2020 book by Nirmal Purja

Beyond Possible: One Soldier, Fourteen Peaks - My Life in the Death Zone is a non-fiction book by Nirmal Purja.

== Background ==
In this book, British Nepalese climber Nirmal Purja delivers a compelling narrative of his achievement in scaling the "Earth's fourteen Death Zone peaks" within an unprecedented timeframe.

== Reception ==
The Hindus Indrani Dutta writes, "He [The author] chronicles his journey of six months and six days in Beyond Possible which should be read not only to learn the ropes that takes one to a summit, but also perhaps as a management lesson on how to overcome every obstacle that comes between a man and his mission."

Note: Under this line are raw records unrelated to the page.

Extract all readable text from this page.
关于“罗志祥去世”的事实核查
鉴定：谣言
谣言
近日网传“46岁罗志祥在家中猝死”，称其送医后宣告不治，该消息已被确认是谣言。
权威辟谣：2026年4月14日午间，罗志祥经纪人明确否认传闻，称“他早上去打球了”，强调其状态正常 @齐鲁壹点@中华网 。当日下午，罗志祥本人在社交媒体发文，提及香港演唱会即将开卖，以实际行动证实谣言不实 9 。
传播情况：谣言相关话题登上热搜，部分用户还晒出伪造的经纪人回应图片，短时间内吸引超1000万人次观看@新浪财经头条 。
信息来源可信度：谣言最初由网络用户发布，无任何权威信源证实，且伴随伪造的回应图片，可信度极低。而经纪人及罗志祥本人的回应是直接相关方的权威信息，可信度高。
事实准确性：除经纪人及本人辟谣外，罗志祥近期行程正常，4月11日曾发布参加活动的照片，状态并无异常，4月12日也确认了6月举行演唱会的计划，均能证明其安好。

Jenny Coad, the associate travel editor at The Times and The Sunday Times writes, "Reading this [book], you cannot doubt, for one second, that Purja has earned every peak and plaudit with blood, sweat and no tears."

Writing for Plainsman, Roshiela Moonsamy writes, "The story is told in a conversational style, almost like a fireside chat, with Nims sharing his life story, from growing up in Nepal to following in the footsteps of his father and brothers who also served as Gurkhas and how being a soldier helped him psychologically to take on the dangers of high altitude climbing."